Ao citar “povo desarmado”, Carvalho se referia ao trecho da reunião em que Bolsonaro falou abertamente que pretende armar a população. Um dos intuitos declarados foi o de intimidar prefeitos que decretaram quarentena durante a pandemia de coronavírus. "O que eu quero, ministro da Justiça e ministro da Defesa, que o povo se arme! Que é a garantia que não vai ter um filho da puta aparecer pra impor uma ditadura aqui!”.

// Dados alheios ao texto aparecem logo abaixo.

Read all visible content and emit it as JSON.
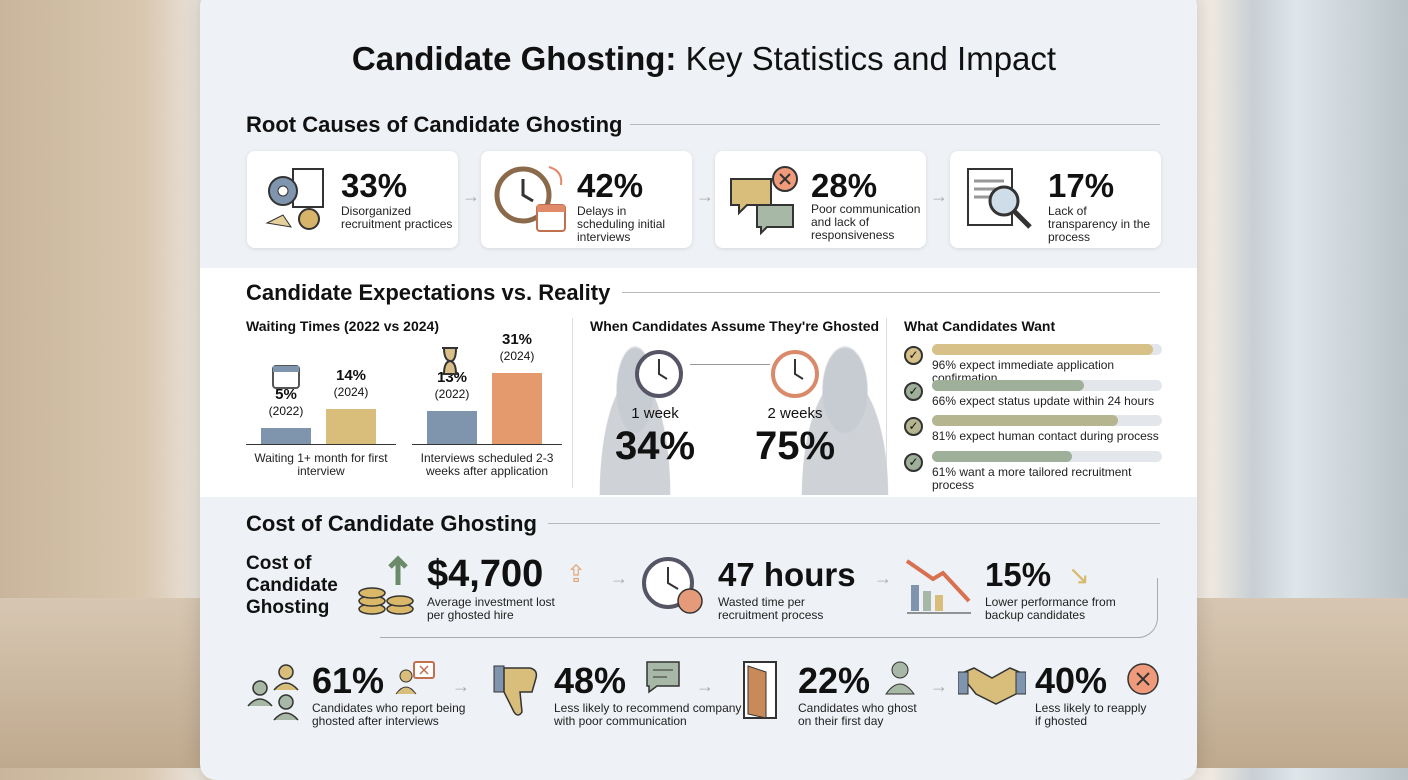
{
  "title": {
    "bold": "Candidate Ghosting:",
    "rest": " Key Statistics and Impact"
  },
  "root": {
    "heading": "Root Causes of Candidate Ghosting",
    "items": [
      {
        "value": "33%",
        "label": "Disorganized recruitment practices",
        "icon": "gears-document-icon"
      },
      {
        "value": "42%",
        "label": "Delays in scheduling initial interviews",
        "icon": "clock-calendar-icon"
      },
      {
        "value": "28%",
        "label": "Poor communication and lack of responsiveness",
        "icon": "broken-chat-icon"
      },
      {
        "value": "17%",
        "label": "Lack of transparency in the process",
        "icon": "document-magnifier-icon"
      }
    ]
  },
  "expect": {
    "heading": "Candidate Expectations vs. Reality",
    "waiting": {
      "title": "Waiting Times (2022 vs 2024)",
      "charts": [
        {
          "v2022": "5%",
          "y2022": "(2022)",
          "v2024": "14%",
          "y2024": "(2024)",
          "values": [
            5,
            14
          ],
          "label": "Waiting 1+ month for first interview"
        },
        {
          "v2022": "13%",
          "y2022": "(2022)",
          "v2024": "31%",
          "y2024": "(2024)",
          "values": [
            13,
            31
          ],
          "label": "Interviews scheduled 2-3 weeks after application"
        }
      ]
    },
    "assume": {
      "title": "When Candidates Assume They're Ghosted",
      "a": {
        "period": "1 week",
        "value": "34%"
      },
      "b": {
        "period": "2 weeks",
        "value": "75%"
      }
    },
    "want": {
      "title": "What Candidates Want",
      "items": [
        {
          "pct": 96,
          "text": "96% expect immediate application confirmation",
          "color": "#d8c089"
        },
        {
          "pct": 66,
          "text": "66% expect status update within 24 hours",
          "color": "#9fb09a"
        },
        {
          "pct": 81,
          "text": "81% expect human contact during process",
          "color": "#b5b58f"
        },
        {
          "pct": 61,
          "text": "61% want a more tailored recruitment process",
          "color": "#9fb09a"
        }
      ]
    }
  },
  "cost": {
    "heading": "Cost of Candidate Ghosting",
    "side_label": "Cost of Candidate Ghosting",
    "row1": [
      {
        "value": "$4,700",
        "label": "Average investment lost per ghosted hire"
      },
      {
        "value": "47 hours",
        "label": "Wasted time per recruitment process"
      },
      {
        "value": "15%",
        "label": "Lower performance from backup candidates"
      }
    ],
    "row2": [
      {
        "value": "61%",
        "label": "Candidates who report being ghosted after interviews"
      },
      {
        "value": "48%",
        "label": "Less likely to recommend company with poor communication"
      },
      {
        "value": "22%",
        "label": "Candidates who ghost on their first day"
      },
      {
        "value": "40%",
        "label": "Less likely to reapply if ghosted"
      }
    ]
  }
}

As imagens ainda revelaram o plano do ministro Ricardo Salles (Meio Ambiente) de se aproveitar da crise sanitária para alterar uma série de regras de proteção ambiental, mostram Damares Alves (Direitos Humanos) ameaçando governadores de prisão e escancaram a conduta do ministro da Educação, Abraham Weintraub, que ameaçou autoridades e ministros do Supremo Tribunal Federal. “Eu, por mim, botava esses vagabundos todos na cadeia. Começando no STF”, disse Weintraub. O ministro da Educação é o que está mais próximo de se complicar por causa do vídeo. Na decisão que liberou a íntegra das imagens, Celso de Mello apontou “indício de crimes contra a honra” do Supremo.

No meio político, a reação foi imediata. A oposição, que não tem maioria no Congresso e ainda não convenceu o presidente da Câmara, Rodrigo Maia, a por em andamento um processo de impeachment, não poupou indignação: “Repleto de crimes, ameaças à democracia, quebras de decoro e de falta de ética para gerir uma nação. São inaptos, mas também são abjetos. Bolsonaro não pode continuar a frente da presidência da República! Tem que cair pelo bem do país”, escreveu o senador Randolfe Rodrigues (REDE).

A antiga líder do Governo no Congresso, a deputada Joice Hasselmann (PSL-SP), disse que o Ministério Público não pode mais segurar qualquer denúncia contra Bolsonaro. “As provas são cabais e podem embasar tanto um processo de impeachment quanto de interdição. Bolsonaro conseguiu dar munição aos dois. É um mito!”, ironizou.